What can millions of real Python code snippets tell us about how the language evolves? And why do the patterns we observe in Python look uncannily similar to patterns found in patents and scientific research — systems that seem to have nothing to do with software?
This talk begins with a practical challenge: extracting structured signals from the chaotic world of Stack Overflow. We built a pipeline that scanned posts for Python code blocks, identified import statements, normalised package names, filtered noise, and reconstructed a time-ordered stream of collections, each composed of the packages used in that snippet. From this, we derived two simple indicators of innovation: • new packages appearing for the first time, and • new package pairs appearing together for the first time.
Once these signals are extracted, a surprisingly coherent picture emerges. The Python ecosystem introduces brand-new packages less and less frequently over time, yet continues to generate new combinations of packages at a remarkably steady pace. Developers reuse familiar tools, but they also explore the space of possible pairings with a precision that looks — statistically — almost mechanical.
To understand just how surprising this is, we compare Python’s behavior with two very different worlds. The first is the US patent system, where technology codes assigned to inventions can be analyzed the same way we analyze Python imports. A classic 2015 study by Youn et al. showed that while new technology codes appear at a slowing rate, pairs of codes accumulate almost linearly over two centuries of innovation. The second is a corpus of physics publications, which behaves in much the same way when one treats subject classification codes as ingredients.
Across all three domains — software, science, and invention — the same pattern holds. Distinct components grow sublinearly (Heaps’ law), while distinct combinations grow close to linearly. This parallel is not only unexpected; it suggests that these systems share a deeper underlying mechanism, bound not by specific domain-specific details but by the very foundational patterns of human innovation.

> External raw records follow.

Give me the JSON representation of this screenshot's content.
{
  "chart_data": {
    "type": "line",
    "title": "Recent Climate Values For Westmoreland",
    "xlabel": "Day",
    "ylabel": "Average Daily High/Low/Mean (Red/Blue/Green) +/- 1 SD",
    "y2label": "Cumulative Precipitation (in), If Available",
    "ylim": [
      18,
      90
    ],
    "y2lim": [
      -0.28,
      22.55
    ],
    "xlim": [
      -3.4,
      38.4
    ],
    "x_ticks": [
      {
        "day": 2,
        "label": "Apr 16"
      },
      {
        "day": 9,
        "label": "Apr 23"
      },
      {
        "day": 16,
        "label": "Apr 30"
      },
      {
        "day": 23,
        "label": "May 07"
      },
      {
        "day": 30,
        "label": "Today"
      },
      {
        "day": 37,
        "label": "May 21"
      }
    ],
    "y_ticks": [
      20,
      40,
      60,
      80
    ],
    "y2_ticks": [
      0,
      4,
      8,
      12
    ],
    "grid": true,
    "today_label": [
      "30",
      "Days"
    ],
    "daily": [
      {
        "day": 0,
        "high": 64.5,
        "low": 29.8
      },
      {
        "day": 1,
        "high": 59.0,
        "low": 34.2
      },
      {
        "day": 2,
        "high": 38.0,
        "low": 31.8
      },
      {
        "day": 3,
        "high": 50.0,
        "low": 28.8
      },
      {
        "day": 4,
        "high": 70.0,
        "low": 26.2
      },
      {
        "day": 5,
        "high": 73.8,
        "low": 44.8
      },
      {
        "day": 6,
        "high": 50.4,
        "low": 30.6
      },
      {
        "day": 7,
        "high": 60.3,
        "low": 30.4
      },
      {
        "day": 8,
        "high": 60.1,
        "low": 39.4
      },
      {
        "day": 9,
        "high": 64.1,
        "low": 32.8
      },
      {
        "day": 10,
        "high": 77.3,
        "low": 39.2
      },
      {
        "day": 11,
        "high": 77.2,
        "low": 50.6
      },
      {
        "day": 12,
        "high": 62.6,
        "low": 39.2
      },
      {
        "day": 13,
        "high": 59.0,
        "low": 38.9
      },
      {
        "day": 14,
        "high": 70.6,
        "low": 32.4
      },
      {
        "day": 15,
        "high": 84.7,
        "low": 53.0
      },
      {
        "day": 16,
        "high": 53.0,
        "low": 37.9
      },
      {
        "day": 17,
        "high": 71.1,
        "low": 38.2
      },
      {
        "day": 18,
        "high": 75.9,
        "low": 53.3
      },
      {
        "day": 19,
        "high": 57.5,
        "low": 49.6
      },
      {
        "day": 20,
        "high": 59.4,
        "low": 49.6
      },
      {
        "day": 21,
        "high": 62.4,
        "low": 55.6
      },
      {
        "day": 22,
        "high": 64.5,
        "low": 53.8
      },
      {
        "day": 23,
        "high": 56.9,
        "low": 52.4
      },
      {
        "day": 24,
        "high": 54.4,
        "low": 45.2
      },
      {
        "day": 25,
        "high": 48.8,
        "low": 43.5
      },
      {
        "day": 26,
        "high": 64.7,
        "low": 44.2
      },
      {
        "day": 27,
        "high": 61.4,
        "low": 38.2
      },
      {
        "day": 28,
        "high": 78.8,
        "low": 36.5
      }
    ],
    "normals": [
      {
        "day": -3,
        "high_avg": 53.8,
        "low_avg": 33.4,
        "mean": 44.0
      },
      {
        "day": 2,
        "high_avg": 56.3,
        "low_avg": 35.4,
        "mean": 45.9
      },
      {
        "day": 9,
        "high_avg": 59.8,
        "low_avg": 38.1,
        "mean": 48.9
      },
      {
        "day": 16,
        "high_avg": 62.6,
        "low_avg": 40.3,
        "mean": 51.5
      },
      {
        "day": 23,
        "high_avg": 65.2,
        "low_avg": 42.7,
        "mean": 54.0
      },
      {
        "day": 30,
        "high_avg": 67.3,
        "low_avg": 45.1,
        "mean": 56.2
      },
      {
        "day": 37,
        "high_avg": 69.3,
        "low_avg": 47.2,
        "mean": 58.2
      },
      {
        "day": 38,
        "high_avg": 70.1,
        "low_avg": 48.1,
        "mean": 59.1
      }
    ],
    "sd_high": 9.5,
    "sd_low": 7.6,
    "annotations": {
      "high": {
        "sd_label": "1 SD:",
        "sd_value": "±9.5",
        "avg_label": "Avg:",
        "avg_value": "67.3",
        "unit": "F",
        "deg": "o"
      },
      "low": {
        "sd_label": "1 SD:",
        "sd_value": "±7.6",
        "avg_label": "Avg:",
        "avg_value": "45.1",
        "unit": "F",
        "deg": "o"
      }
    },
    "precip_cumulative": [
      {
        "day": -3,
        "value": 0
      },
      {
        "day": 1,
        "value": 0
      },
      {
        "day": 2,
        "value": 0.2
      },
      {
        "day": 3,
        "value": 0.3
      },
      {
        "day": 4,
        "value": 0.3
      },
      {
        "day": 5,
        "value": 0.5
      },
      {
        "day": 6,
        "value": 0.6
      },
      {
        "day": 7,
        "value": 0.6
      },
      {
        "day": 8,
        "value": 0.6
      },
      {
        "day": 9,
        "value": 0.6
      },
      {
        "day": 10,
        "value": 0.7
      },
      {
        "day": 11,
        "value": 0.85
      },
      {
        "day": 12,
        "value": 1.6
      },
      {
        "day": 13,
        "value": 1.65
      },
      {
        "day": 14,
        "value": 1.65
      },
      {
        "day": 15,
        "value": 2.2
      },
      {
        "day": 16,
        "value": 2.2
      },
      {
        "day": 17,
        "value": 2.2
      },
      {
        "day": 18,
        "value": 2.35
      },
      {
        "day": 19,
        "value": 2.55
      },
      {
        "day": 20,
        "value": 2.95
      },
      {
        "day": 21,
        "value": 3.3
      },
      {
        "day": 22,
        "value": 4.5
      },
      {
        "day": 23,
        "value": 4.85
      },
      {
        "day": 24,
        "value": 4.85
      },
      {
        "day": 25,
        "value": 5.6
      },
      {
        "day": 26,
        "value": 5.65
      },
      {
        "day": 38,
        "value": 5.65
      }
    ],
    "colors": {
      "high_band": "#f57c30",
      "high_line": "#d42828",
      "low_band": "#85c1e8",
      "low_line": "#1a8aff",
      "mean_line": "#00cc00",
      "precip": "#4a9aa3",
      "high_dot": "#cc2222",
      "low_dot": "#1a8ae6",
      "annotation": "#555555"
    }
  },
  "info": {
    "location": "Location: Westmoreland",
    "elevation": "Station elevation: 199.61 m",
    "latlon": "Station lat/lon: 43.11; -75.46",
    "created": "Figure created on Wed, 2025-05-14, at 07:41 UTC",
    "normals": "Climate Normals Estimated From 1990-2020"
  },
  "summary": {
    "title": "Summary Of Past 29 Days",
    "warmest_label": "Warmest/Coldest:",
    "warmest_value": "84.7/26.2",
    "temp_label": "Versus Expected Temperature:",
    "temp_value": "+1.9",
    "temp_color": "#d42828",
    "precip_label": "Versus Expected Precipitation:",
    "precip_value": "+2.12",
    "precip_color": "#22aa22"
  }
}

In the second half of the talk, we introduce the concept of "adjacent possible" and demonstrate its modelling via a simple stochastic model: a Pólya urn extended with the adjacent possible. The model assumes only two forces: reinforcement of frequently used components and occasional introduction of new ones. Despite its simplicity, it reproduces the empirical behavior of all three systems without requiring domain-specific rules. It shows how a stable exploration–exploitation balance can arise naturally, leading to predictable rates of combinatorial novelty even in rapidly changing ecosystems.
The framework offers a new way to think about the ecosystem: not as a chaotic swarm of libraries, but as an innovation system governed by universal constraints. It sheds light on why certain libraries become dominant, why the combination space grows the way it does, and how the community collectively expands the “adjacent possible” of the language.
Attendees of the talk will learn: • how to extract meaningful innovation signals from real Python code at scale, • how to measure novelty and combinatorial creativity in software ecosystems, • why Python’s long-term evolution aligns with empirical laws from patents and science, • and how simple generative models can help reason about complex developer behavior.
The talk connects engineering, data analysis, and innovation theory to reveal an unexpected insight: Python grows the way many creative systems grow — slowly at the edges, rapidly in combinations, and always under the quiet guidance of reinforcement and the adjacent possible.